Prima scena, esterno di notte, impatto immediato. Un'immersione cruda nelle viscere della città che non dorme mai, con l'opzione di sangue, sudore e lacrime, capo. Inquadrature strette, montaggio irregolare e una macchina da presa che si muove dietro i paramedici, segue le barelle, si immerge il più vicino possibile alle ferite da proiettile; e anche qualche vero lampo di genialità, nel modo in cui i fratelli Safdie prendono il polso di New York nel bel mezzo di un attacco di tachicardia.
Con la violenza e l'insicurezza che tornano ad affliggere la Grande Mela da quando il Municipio ha abbandonato la sua politica di tolleranza zero, il film mette in evidenza il divario sempre più ampio tra ricchi e poveri, tra chi beneficia della metropoli e chi ne soffre. Ma il regista francese, che è stato sradicato a New York per anni , regge uno specchio un po' distorto e miserabilista, inciampando nei cliché mentre i suoi contributi diventano ripetitivi nel tempo.

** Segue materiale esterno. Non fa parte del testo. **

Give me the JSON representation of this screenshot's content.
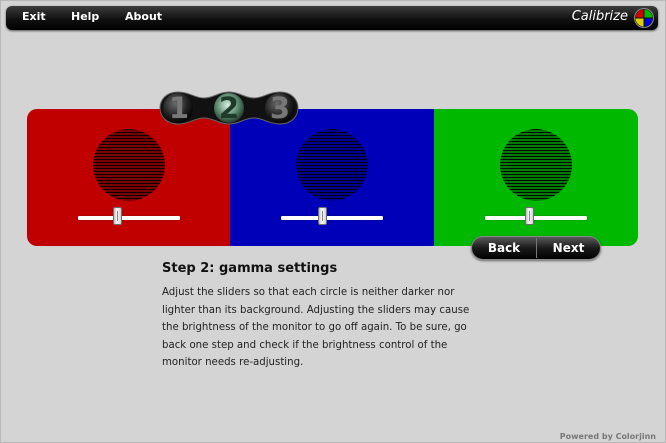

Bande messicane ostili o musulmani ritualisti, vecchi rimbambiti o indiani religiosi, tossicodipendenti o alcolisti: i tatuaggi sono un segno di riconoscimento; sono loro che devono essere espiati da questi salvatori per la loro immoralità e salvati dalla sporcizia dei quartieri violenti.
È una realtà, ovviamente, che dà vita a scene suggestive e avvincenti (la scena della vasca da bagno). Ma l'unico caucasico a chiedere aiuto, uno slavo, minaccia la moglie nella sua lingua madre, e lo scambio non sottotitolato mostra ancora una volta la distanza tra questi due mondi reciprocamente soggiogati. Una massa informe di minoranze e reietti, ritratti come drogati, sporchi e urlanti; una miseria sociale che diventa morale, e raggiunge Sean Penn, un dio che decide, se non redime, fino al peccato.